Ce 26 juillet 2026, la Casa de Apostas Arena Fonte Nova de Salvador accueille le choc du 20e tour du Brasileirão entre le Bahia et le Corinthians — deux clubs qui se disputent le haut du classement. Mais c'est l'identité de l'arbitre désigné qui a monopolisé les discussions avant le coup d'envoi : Ramon Abatti Abel, siffleur suspendu quarante jours par la Confédération Brésilienne de Football (CBF) à la suite d'erreurs arbitrales retentissantes, a pourtant été sélectionné pour officier à la Coupe du Monde 2026, avant d'être renvoyé dans le championnat national. Ce parcours pour le moins contradictoire relance un débat fondamental en droit sportif : lorsque les décisions arbitrales font polémique, quels recours s'offrent aux clubs — et aux parieurs canadiens qui misent sur ces rencontres ?
Un arbitre au cœur de la tempête
Ramon Abatti Abel n'est pas un inconnu des tribunaux sportifs. Intégré à la CBF en 2020 et accrédité par la CONMEBOL/FIFA en 2021, le siffleur de Santa Catarina a rapidement construit une réputation ambivalente : solide lors des matchs sans enjeu, sujet à de vives controverses dans les grandes affiches du football brésilien.

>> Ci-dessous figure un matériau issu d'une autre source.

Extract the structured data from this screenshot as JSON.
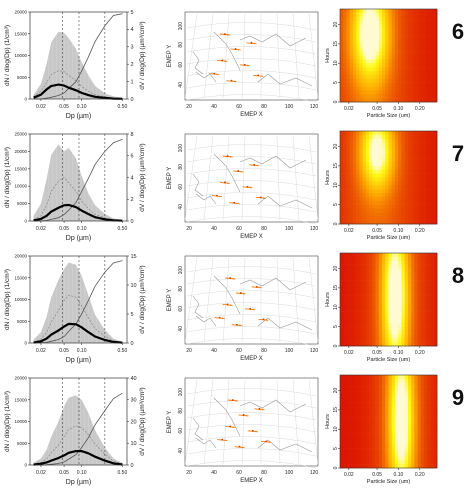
{
  "rows": [
    {
      "label": "6",
      "dist": {
        "ylim_n": [
          0,
          20000
        ],
        "yticks_n": [
          "0",
          "5000",
          "10000",
          "15000",
          "20000"
        ],
        "ylim_v": [
          0,
          5
        ],
        "yticks_v": [
          "0",
          "1",
          "2",
          "3",
          "4",
          "5"
        ],
        "xticks": [
          "0.02",
          "0.05",
          "0.10",
          "0.50"
        ],
        "band_upper": [
          1000,
          3500,
          8000,
          13000,
          15500,
          15200,
          14000,
          11500,
          8500,
          5500,
          3000,
          1300,
          600,
          300
        ],
        "band_lower": [
          0,
          0,
          0,
          0,
          0,
          0,
          0,
          0,
          0,
          0,
          0,
          0,
          0,
          0
        ],
        "mean_n": [
          300,
          1000,
          2200,
          3000,
          3300,
          3100,
          2600,
          2000,
          1400,
          900,
          500,
          250,
          100,
          50
        ],
        "dashed_n": [
          500,
          1800,
          3800,
          5600,
          6500,
          6300,
          5400,
          4200,
          2900,
          1800,
          1000,
          500,
          200,
          100
        ],
        "volume_v": [
          0.0,
          0.0,
          0.05,
          0.1,
          0.2,
          0.35,
          0.6,
          1.0,
          1.6,
          2.4,
          3.3,
          4.2,
          4.8,
          4.9
        ],
        "vlines": [
          0.047,
          0.09,
          0.25
        ]
      },
      "heatmap": {
        "hot_x": 0.04,
        "hot_width": 0.02,
        "hot_y_center": 17,
        "hot_y_spread": 9,
        "hot_strength": 1.0,
        "xticks": [
          "0.02",
          "0.05",
          "0.10",
          "0.20"
        ],
        "yticks": [
          "0",
          "5",
          "10",
          "15",
          "20"
        ]
      }
    },
    {
      "label": "7",
      "dist": {
        "ylim_n": [
          0,
          25000
        ],
        "yticks_n": [
          "0",
          "5000",
          "10000",
          "15000",
          "20000",
          "25000"
        ],
        "ylim_v": [
          0,
          8
        ],
        "yticks_v": [
          "0",
          "2",
          "4",
          "6",
          "8"
        ],
        "xticks": [
          "0.02",
          "0.05",
          "0.10",
          "0.50"
        ],
        "band_upper": [
          1500,
          5000,
          12000,
          19000,
          22000,
          20000,
          21000,
          18000,
          13000,
          8000,
          4500,
          2000,
          800,
          300
        ],
        "band_lower": [
          0,
          0,
          0,
          0,
          0,
          0,
          0,
          0,
          0,
          0,
          0,
          0,
          0,
          0
        ],
        "mean_n": [
          200,
          600,
          1500,
          2700,
          3800,
          4500,
          4600,
          4000,
          3000,
          2000,
          1100,
          500,
          200,
          80
        ],
        "dashed_n": [
          400,
          1500,
          4500,
          8500,
          11500,
          12500,
          11000,
          8500,
          5800,
          3500,
          1900,
          900,
          350,
          120
        ],
        "volume_v": [
          0.0,
          0.0,
          0.05,
          0.15,
          0.3,
          0.6,
          1.0,
          1.7,
          2.7,
          3.9,
          5.2,
          6.4,
          7.2,
          7.5
        ],
        "vlines": [
          0.047,
          0.09,
          0.25
        ]
      },
      "heatmap": {
        "hot_x": 0.05,
        "hot_width": 0.022,
        "hot_y_center": 18,
        "hot_y_spread": 7,
        "hot_strength": 0.9,
        "xticks": [
          "0.02",
          "0.05",
          "0.10",
          "0.20"
        ],
        "yticks": [
          "0",
          "5",
          "10",
          "15",
          "20"
        ]
      }
    },
    {
      "label": "8",
      "dist": {
        "ylim_n": [
          0,
          20000
        ],
        "yticks_n": [
          "0",
          "5000",
          "10000",
          "15000",
          "20000"
        ],
        "ylim_v": [
          0,
          15
        ],
        "yticks_v": [
          "0",
          "5",
          "10",
          "15"
        ],
        "xticks": [
          "0.02",
          "0.05",
          "0.10",
          "0.50"
        ],
        "band_upper": [
          800,
          2500,
          6000,
          10500,
          14500,
          17000,
          18500,
          18000,
          15500,
          11000,
          6500,
          3000,
          1000,
          300
        ],
        "band_lower": [
          0,
          0,
          0,
          0,
          0,
          0,
          0,
          0,
          0,
          0,
          0,
          0,
          0,
          0
        ],
        "mean_n": [
          100,
          400,
          1000,
          1900,
          2900,
          3800,
          4400,
          4300,
          3600,
          2500,
          1500,
          700,
          250,
          80
        ],
        "dashed_n": [
          200,
          900,
          2400,
          4800,
          7500,
          9800,
          11000,
          10500,
          8500,
          5800,
          3300,
          1500,
          500,
          150
        ],
        "volume_v": [
          0.0,
          0.05,
          0.1,
          0.3,
          0.6,
          1.1,
          2.0,
          3.3,
          5.0,
          7.3,
          9.8,
          12.2,
          13.8,
          14.2
        ],
        "vlines": [
          0.047,
          0.09,
          0.25
        ]
      },
      "heatmap": {
        "hot_x": 0.09,
        "hot_width": 0.03,
        "hot_y_center": 12,
        "hot_y_spread": 14,
        "hot_strength": 1.0,
        "xticks": [
          "0.02",
          "0.05",
          "0.10",
          "0.20"
        ],
        "yticks": [
          "0",
          "5",
          "10",
          "15",
          "20"
        ]
      }
    },
    {
      "label": "9",
      "dist": {
        "ylim_n": [
          0,
          20000
        ],
        "yticks_n": [
          "0",
          "5000",
          "10000",
          "15000",
          "20000"
        ],
        "ylim_v": [
          0,
          40
        ],
        "yticks_v": [
          "0",
          "10",
          "20",
          "30",
          "40"
        ],
        "xticks": [
          "0.02",
          "0.05",
          "0.10",
          "0.50"
        ],
        "band_upper": [
          500,
          1500,
          3500,
          6500,
          10000,
          13500,
          15500,
          16000,
          15000,
          12000,
          8000,
          4000,
          1500,
          400
        ],
        "band_lower": [
          0,
          0,
          0,
          0,
          0,
          0,
          0,
          0,
          0,
          0,
          0,
          0,
          0,
          0
        ],
        "mean_n": [
          100,
          300,
          600,
          1000,
          1600,
          2200,
          2800,
          3200,
          3200,
          2700,
          1900,
          1000,
          400,
          120
        ],
        "dashed_n": [
          200,
          600,
          1400,
          2800,
          4600,
          6500,
          8200,
          9000,
          8600,
          7000,
          4800,
          2500,
          900,
          250
        ],
        "volume_v": [
          0.0,
          0.0,
          0.1,
          0.3,
          0.7,
          1.4,
          2.7,
          4.8,
          8.0,
          12.5,
          18.5,
          25.0,
          30.5,
          33.0
        ],
        "vlines": [
          0.047,
          0.09,
          0.25
        ]
      },
      "heatmap": {
        "hot_x": 0.11,
        "hot_width": 0.035,
        "hot_y_center": 12,
        "hot_y_spread": 14,
        "hot_strength": 1.0,
        "xticks": [
          "0.02",
          "0.05",
          "0.10",
          "0.20"
        ],
        "yticks": [
          "0",
          "5",
          "10",
          "15",
          "20"
        ]
      }
    }
  ],
  "dist_labels": {
    "ylabel_left": "dN / dlog(Dp) (1/cm³)",
    "ylabel_right": "dV / dlog(Dp) (µm³/cm³)",
    "xlabel": "Dp (µm)"
  },
  "map_labels": {
    "xlabel": "EMEP X",
    "ylabel": "EMEP Y",
    "xticks": [
      "20",
      "40",
      "60",
      "80",
      "100",
      "120"
    ],
    "yticks": [
      "40",
      "60",
      "80",
      "100"
    ]
  },
  "heatmap_labels": {
    "xlabel": "Particle Size (um)",
    "ylabel": "Hours"
  },
  "colors": {
    "band": "#c8c8c8",
    "mean": "#000000",
    "dashed": "#888888",
    "volume": "#555555",
    "heat_cold": "#e00000",
    "heat_hot": "#ffffe0",
    "trajectory": "#ff7700",
    "map_lines": "#9a9a9a"
  },
  "chart_data": [
    {
      "type": "area",
      "title": "",
      "categories_um": [
        0.015,
        0.02,
        0.025,
        0.03,
        0.04,
        0.05,
        0.06,
        0.08,
        0.1,
        0.13,
        0.17,
        0.25,
        0.35,
        0.5
      ],
      "series": []
    },
    {
      "type": "heatmap",
      "xlabel": "Particle Size (um)",
      "ylabel": "Hours"
    }
  ]
}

L'épisode le plus retentissant reste le classique São Paulo–Palmeiras, lors duquel un contact clair d'un milieu de Palmeiras sur l'attaquant adverse Gonzalo Tapia à l'intérieur de la surface n'a provoqué ni penalty ni revue vidéo (VAR). La CBF a immédiatement pris une décision radicale : suspendre Abatti Abel pendant quarante jours, reconnaissant implicitement la gravité de l'erreur. Une sanction sévère, qui aurait pu freiner définitivement sa progression internationale.
Pourtant, quelques mois après cette mise à l'écart, la FIFA l'a sélectionné pour arbitrer la rencontre Belgique–Égypte du Groupe G lors du Mondial 2026, le 15 juin. Une nomination qui a suscité de vives interrogations dans les milieux juridiques sportifs : comment un arbitre sanctionné au niveau national peut-il être promu instantanément au plus haut niveau mondial ? Cette incohérence institutionnelle est au cœur même des débats qui entourent aujourd'hui son retour dans le Brasileirão.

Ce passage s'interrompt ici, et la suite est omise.